HPV検査によって、子宮頸がんまたは異形成(がんになる前の段階)になっている可能性があるかどうか、また将来、子宮頸がんまたは異形成(がんになる前の段階)になる危険性があるかどうかも判ります。
ハイリスクHPVとは?
16型 18型 31型 33型
35型 39型 45型 51型
52型56型 58型 59型
68型
の13種類です。
HPVに感染しても症状はありません。
HPVは70%が1年以内に、90%以上は2年以内に、免疫力により自然消失するため、治療は必要ありません。
しかし、10%程度は感染が持続し、3年~8年持続感染が続くと、ウィルスによって細胞異常(異型細胞、異形成)を起こし、その一部は癌に進展します。
細胞異常を早期に知るためには、子宮がん検診を受けることが大切です。
異形成とは?
がんの前段階のことを言います。
異形成になっても、必ず癌になるわけではありませんが、一部(約10~20%)が数年くらいの経過で癌に進展します。
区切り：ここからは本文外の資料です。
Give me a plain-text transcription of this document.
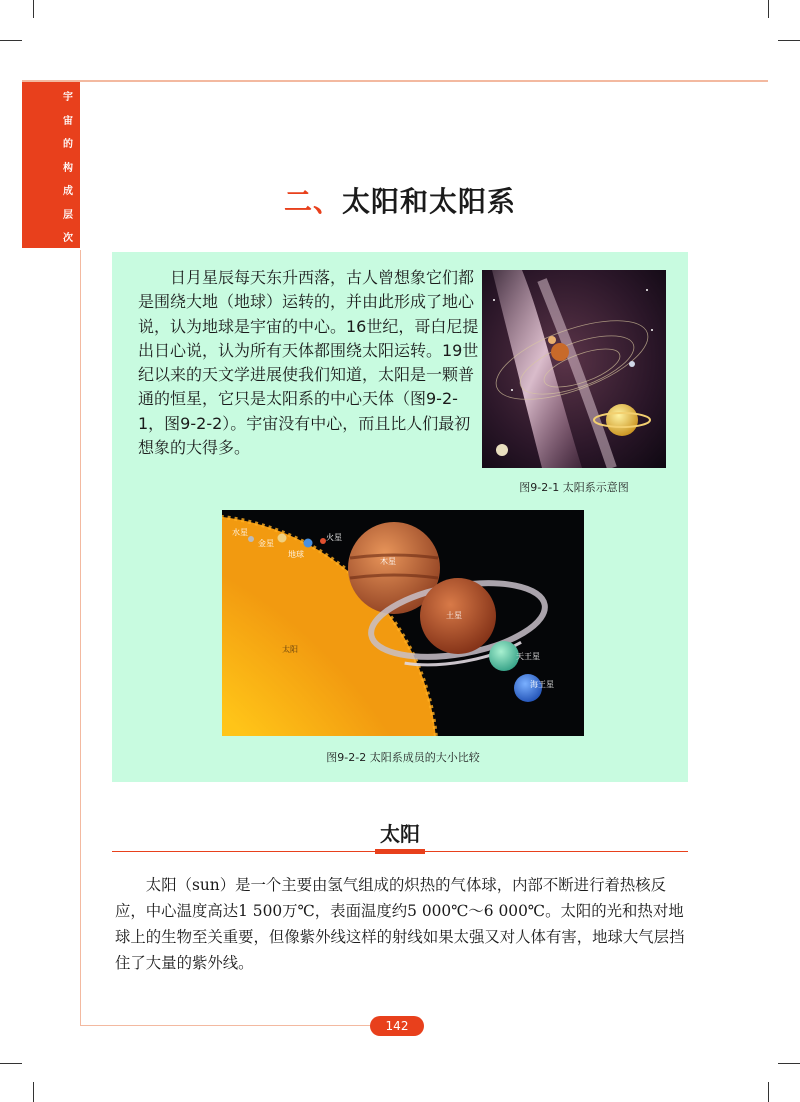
宇
宙
的
构
成
层
次
二、太阳和太阳系

日月星辰每天东升西落，古人曾想象它们都是围绕大地（地球）运转的，并由此形成了地心说，认为地球是宇宙的中心。16世纪，哥白尼提出日心说，认为所有天体都围绕太阳运转。19世纪以来的天文学进展使我们知道，太阳是一颗普通的恒星，它只是太阳系的中心天体（图9-2-1，图9-2-2）。宇宙没有中心，而且比人们最初想象的大得多。

图9-2-1 太阳系示意图
水星
金星
地球
火星
木星
土星
太阳
天王星
海王星
图9-2-2 太阳系成员的大小比较
太阳

太阳（sun）是一个主要由氢气组成的炽热的气体球，内部不断进行着热核反应，中心温度高达1 500万℃，表面温度约5 000℃～6 000℃。太阳的光和热对地球上的生物至关重要，但像紫外线这样的射线如果太强又对人体有害，地球大气层挡住了大量的紫外线。

142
異形成と診断されたら、きちんと経過観察を受けることが大切です。
また、HPVに感染しているかどうかを検査することにより、その後の経過観察がどの程度必要か、リスクに合わせた判断ができるよう¥になります。
子宮がん検診とHPV検査を一緒に受けましょう。
検査の時点で細胞異常を検出するだけでなく、将来の異形成や子宮頸がんに対するリスクの有無を調べることが出来ます。